Need to provision a TiDB Cloud cluster first? Use tidbx (TiDB X) for cluster lifecycle guidance.
Code Generation Rules (Python)
- Never hardcode credentials; use env vars (
.env) and document required variables.
- Prefer
python -m venv .venv and pinned deps for reproducibility.
- When editing requirements.txt, do not invent pytidb versions, use an unpinned pytidb by default unless the user explicitly requests it and the version has been verified to exist.
- Keep examples minimal and runnable; avoid framework-specific assumptions unless the user asks.
- Use parameterized SQL for any dynamic value (SQL injection safety).
- For interactive environments, avoid “table already defined” errors (use
extend_existing / open_table / if rows()==0 patterns).
Available Guides
Each guide is a self-contained walkthrough with a checklist and phases:
guides/quickstart.md — one-file “connect → create table → insert → vector search”
guides/search.md — vector / full-text / hybrid: when to use which, plus gotchas
guides/demos.md — examples playbook (vector/hybrid/image)
guides/agent-apps.md — agent-ish examples (RAG / memory / text2sql)
guides/troubleshooting.md — connection, TLS, embedding, and index/search issues
guides/custom-embedding.md — implement a custom embedding function (example: BGE-M3)
I’ll infer your intent (CRUD vs search vs “agent app”), then point you to the smallest guide and template set that gets you running.
Templates & Scripts
Each template is a complete file you can copy into your project. Choose the smallest one that matches your goal.
Core usage
templates/quickstart.py — minimal end-to-end: connect → create table → insert → vector search
templates/crud.py — basic table modeling + CRUD lifecycle (create/truncate/insert/query/update/delete)
templates/auto_embedding.py — auto embedding with pluggable providers (env-driven)
templates/vector_search.py — vector search example (optional metadata filter + threshold)
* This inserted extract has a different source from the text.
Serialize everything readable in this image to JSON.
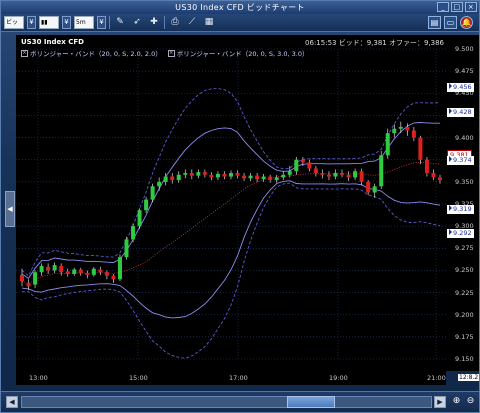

templates/hybrid_search.py — hybrid search example (FullTextField + vector field) with fused scoring
Image search
templates/image_search.py — image-to-image or text-to-image search (requires multimodal embedding + Pillow)
templates/image_search_data_loader.py — loads Oxford Pets dataset into TiDB (used by image_search.py)
Custom embeddings
templates/custom_embedding_function.py — example BaseEmbeddingFunction implementation (BGE-M3 via FlagEmbedding)
templates/custom_embedding.py — uses the custom embedder with auto embedding + vector search
Agent-ish examples
templates/rag.py — minimal RAG: retrieve via vector search, then generate via local LLM (Ollama via LiteLLM)
templates/memory_lib.py — reusable “memory” library (extract facts → store → retrieve)
templates/memory.py — CLI memory chat example using memory_lib.py
templates/text2sql.py — interactive Text2SQL (generates SQL via OpenAI; asks before executing)
Scripts
scripts/validate_connection.py — quick connection + SELECT 1 smoke test (supports params or DATABASE_URL)
Related Skills
tidbx — provision/manage TiDB Cloud (TiDB X) clusters
Workflow
I will:
- Confirm your TiDB deployment (Cloud Starter vs self-managed) and how you want to connect (params vs
DATABASE_URL).
- Help you set env vars, validate the connection, and choose the right path:
- CRUD/table modeling
- vector/full-text/hybrid search (and embedding provider)
- example templates
- Generate the minimal set of files and commands to get you running.